The advertiser conundrum: There is a growing trend of advertisers being caught in the crosshairs of partisan media forces, and that pressure is particularly strong from liberal activists. Advertisers fled Breitbart, Hannity and O'Reilly in droves when faced with left-wing pressure, and most recently, a few boycotted Megyn Kelly's Sunday night interview with Infowars leader Alex Jones. Expect this trend to intensify on both sides.

The lesson learned? "Brand safety is becoming just as, if not more important, than ROI (return on investment)," says Steve Passwaiter, VP at Kantar Media, an advertising measurement firm. "It used to be that a controversial interview was a good thing. Go for the big-name interview and take advantage of the numbers. But that's just not the case anymore."

Short-attention span theatre

Get ready for the next big trend in how people make money off video: super short commercials. With publishers and platforms scrambling to make video work in our distracted world, Fox Network Group's advertising chief Joe Marshese announced at Cannes last week the company would be joining YouTube in reducing commercial length to 6 seconds from the traditional 30-second spot.

Why it matters: The next big media war is not just for share of an overall audience but for the share of each person's attention. Watch for an explosion of shorter solutions for mobile video.

For the record, this idea isn't totally new: Snapchat unveiled its 10-second ad format for its video content platform, Discover, over two years ago.

Podcast trend: Finally real money (and going upscale)

Podcasts, once a curiosity, now are big business: An industry forecast says they'll draw $220 million in ads this year.

A new Interactive Advertising Bureau study also found that while three-quarters of podcast ads are direct-response (like ordering on Stamps.com), there's been an increase in brand-awareness ads. These are the ads you typically see aligned next to high-quality TV/video content.

How it happened: The growth reflects an audio streaming boom, made possible largely through mobile apps like Apple Music and Spotify.

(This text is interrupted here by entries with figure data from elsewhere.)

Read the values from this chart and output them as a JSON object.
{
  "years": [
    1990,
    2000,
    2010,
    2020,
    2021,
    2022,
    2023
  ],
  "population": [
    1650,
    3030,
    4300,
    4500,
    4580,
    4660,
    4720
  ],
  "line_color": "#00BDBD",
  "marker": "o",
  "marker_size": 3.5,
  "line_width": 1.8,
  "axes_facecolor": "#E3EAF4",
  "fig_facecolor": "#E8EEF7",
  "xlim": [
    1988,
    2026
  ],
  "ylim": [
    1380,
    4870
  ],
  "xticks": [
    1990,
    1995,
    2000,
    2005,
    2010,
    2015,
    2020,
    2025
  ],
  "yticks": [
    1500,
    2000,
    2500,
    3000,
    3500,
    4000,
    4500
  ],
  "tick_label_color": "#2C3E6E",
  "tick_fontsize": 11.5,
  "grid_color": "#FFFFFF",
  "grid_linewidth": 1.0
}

The audience: Edison Research and Triton Digital estimates 98 million U.S. adults listen to podcasts.

For kicks: Consumers prefer host-read ads over pre-produced ads 60%-40%, according to the study.

1 fun thing: the hottest, weird apps

  • Screamers: Screamers are apps that place voice level controls on games in which the speed of a player's run is controlled via the volume of the player's voice. In May, there were 94 screamers in Apple's App Store. Apptopia's Adam Blacker calls it the first "weird fad" of 2017.
  • Fidget Spinners: The virtual versions of these mind-thumbing gadgets are exploding on Apple and Google, with 118 different ones in app stores now.
  • Chat fiction apps: These apps are hot among teens for telling fictional stories through text messages. On any given day, Hooked and Yarn, two of the most popular chat fiction apps, both rank ahead of Amazon's Kindle and Amazon's Audible in the store books category in the Apple app store.